Même lorsque tout se passe bien, la femme qui enfante a besoin d’être encouragée, de savoir que ce qu’elle vit est normal. Elle peut avoir besoin qu’on lui rappelle verbalement ou non (avec un regard, par le toucher) selon ses préférences qu’elle a la force en elle pour vivre cette expérience initiatique. Elle a besoin d’être accompagnée et soutenue sans être infantilisée ni dépossédée de son expérience.

Enfanter est un acte universel et singulier. Les femmes accouchent depuis la nuit des temps et en même temps la femme qui enfante ce bébé là est la seule à vivre cette expérience d’empuissancement inédite.

Après l’accouchement vient la phase de tissage des liens entre la mère et son bébé. Cela peut être immédiatement fort ou se créer dans le temps. Si certains facteurs favorisent le lien d’attachement précoce, il n’y a pas de modèle type de tissage de famille.
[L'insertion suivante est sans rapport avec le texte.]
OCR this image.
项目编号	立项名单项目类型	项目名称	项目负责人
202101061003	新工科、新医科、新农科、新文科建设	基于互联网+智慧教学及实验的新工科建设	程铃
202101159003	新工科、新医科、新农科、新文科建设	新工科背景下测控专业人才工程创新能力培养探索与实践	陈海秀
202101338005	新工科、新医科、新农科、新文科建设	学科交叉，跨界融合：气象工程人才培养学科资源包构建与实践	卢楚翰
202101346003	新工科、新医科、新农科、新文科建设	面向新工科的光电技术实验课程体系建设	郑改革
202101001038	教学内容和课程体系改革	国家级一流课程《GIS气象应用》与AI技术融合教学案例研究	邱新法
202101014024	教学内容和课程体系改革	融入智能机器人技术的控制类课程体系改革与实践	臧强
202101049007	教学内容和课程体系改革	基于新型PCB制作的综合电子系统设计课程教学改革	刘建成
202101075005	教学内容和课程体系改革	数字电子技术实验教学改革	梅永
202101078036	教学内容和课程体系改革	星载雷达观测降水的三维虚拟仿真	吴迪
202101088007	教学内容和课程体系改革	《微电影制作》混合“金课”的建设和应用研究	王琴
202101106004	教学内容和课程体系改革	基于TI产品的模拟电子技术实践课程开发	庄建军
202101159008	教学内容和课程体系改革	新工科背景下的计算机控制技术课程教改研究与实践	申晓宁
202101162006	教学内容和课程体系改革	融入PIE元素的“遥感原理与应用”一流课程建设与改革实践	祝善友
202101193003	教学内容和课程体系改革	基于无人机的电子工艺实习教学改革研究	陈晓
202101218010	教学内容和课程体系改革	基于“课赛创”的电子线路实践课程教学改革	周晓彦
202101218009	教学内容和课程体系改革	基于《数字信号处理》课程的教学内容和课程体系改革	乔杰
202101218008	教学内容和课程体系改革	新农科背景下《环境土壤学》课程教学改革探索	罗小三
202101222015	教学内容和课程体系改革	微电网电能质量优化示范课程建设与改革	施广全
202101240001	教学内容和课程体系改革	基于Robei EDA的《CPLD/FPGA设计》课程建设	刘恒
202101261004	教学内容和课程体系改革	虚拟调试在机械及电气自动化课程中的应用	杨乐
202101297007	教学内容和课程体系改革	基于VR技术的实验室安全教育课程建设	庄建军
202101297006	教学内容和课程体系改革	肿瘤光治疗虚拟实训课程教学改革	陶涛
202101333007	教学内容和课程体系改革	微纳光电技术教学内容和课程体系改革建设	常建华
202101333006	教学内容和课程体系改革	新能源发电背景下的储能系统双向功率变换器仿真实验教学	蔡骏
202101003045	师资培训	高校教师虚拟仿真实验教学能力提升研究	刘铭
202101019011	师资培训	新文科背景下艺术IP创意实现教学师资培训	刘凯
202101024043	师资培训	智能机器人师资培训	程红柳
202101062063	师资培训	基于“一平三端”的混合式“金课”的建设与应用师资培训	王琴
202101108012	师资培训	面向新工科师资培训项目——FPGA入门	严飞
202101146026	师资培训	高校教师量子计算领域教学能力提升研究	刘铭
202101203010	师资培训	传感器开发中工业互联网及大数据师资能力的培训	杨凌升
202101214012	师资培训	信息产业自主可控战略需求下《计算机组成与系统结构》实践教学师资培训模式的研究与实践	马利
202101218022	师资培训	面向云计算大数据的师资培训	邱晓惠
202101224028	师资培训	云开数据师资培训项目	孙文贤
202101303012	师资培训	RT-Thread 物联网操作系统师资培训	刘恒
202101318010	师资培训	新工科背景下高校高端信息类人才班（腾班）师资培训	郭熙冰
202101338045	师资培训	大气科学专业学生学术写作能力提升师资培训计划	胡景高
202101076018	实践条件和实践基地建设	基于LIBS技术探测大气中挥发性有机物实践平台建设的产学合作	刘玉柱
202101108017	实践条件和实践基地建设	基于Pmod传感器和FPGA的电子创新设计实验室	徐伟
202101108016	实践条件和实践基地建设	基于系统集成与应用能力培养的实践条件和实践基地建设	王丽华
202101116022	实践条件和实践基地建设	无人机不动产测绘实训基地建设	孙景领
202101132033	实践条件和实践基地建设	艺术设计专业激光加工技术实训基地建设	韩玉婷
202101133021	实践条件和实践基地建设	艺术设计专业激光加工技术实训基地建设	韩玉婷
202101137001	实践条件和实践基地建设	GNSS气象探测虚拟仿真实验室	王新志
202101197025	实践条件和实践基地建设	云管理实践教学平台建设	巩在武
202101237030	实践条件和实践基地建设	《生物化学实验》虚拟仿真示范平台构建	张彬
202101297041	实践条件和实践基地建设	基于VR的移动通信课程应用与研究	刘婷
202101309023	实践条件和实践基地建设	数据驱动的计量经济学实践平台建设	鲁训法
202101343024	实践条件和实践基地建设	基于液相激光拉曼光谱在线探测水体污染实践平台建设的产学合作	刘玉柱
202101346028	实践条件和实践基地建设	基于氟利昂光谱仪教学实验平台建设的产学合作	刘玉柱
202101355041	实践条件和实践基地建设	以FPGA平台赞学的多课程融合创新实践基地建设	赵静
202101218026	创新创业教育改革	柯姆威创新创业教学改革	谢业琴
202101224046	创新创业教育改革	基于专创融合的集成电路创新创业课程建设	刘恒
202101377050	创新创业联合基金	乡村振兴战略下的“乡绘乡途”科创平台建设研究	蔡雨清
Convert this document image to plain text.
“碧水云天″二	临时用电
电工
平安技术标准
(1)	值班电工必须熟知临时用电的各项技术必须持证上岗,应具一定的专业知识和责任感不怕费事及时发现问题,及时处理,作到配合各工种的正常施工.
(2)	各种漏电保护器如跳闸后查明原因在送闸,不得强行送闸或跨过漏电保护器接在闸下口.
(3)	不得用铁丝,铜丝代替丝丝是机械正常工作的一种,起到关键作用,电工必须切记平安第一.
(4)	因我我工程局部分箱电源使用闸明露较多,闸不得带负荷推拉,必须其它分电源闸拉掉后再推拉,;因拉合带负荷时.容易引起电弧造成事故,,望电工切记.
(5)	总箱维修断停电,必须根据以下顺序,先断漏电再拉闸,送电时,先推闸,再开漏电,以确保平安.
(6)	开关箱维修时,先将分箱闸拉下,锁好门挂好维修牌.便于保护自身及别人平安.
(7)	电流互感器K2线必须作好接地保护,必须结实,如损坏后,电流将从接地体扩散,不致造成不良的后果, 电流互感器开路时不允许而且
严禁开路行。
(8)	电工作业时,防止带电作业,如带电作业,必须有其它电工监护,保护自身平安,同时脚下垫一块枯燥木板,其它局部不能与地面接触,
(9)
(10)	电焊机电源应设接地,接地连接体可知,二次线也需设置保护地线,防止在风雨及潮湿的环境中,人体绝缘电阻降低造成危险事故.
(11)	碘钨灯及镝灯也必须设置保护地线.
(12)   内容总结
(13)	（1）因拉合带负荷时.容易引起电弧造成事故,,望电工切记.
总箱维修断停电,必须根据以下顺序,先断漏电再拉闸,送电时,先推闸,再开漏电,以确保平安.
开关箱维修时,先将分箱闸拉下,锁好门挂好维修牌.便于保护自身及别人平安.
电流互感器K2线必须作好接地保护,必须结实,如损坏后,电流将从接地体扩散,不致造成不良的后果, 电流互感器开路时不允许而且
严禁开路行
La naissance d’un enfant c’est aussi la naissance d’une mère, d’un père, d’une famille. La femme a souvent besoin de raconter son accouchement, à son ressenti à elle. Peut être aura-t-elle l’envie d’écrire son histoire.

Alors que l’attention est maintenant tournée vers le bébé, la femme qui devient mère a besoin d’être soutenue, qu’on prenne soin d’elle avec considération, pour qu’elle puisse à son tour prendre soin de son bébé.

Le post natal est une période, qui se prépare avant la naissance notamment pour que la logistique et le repos soient facilités et que le mois d’or, cet espace hors du temps, soit au service du lien d’attachement et propice à la régénération physique.

La femme qui a accouché vient de vivre une expérience transcendante et elle a besoin qu’on porte sur elle un regard bienveillant qui valorise sa compétence de mère mais aussi d’attentions dédiées à ses besoins pour refaire des forces et revenir de cet espace aussi particulier qu’extraordinaire qu’est le vortex de naissance.

La femme qui devient mère a avant tout besoin de respect, d’écoute pour accéder à ses propres solutions, elle a besoin d’humanité, en un mot…d’amour.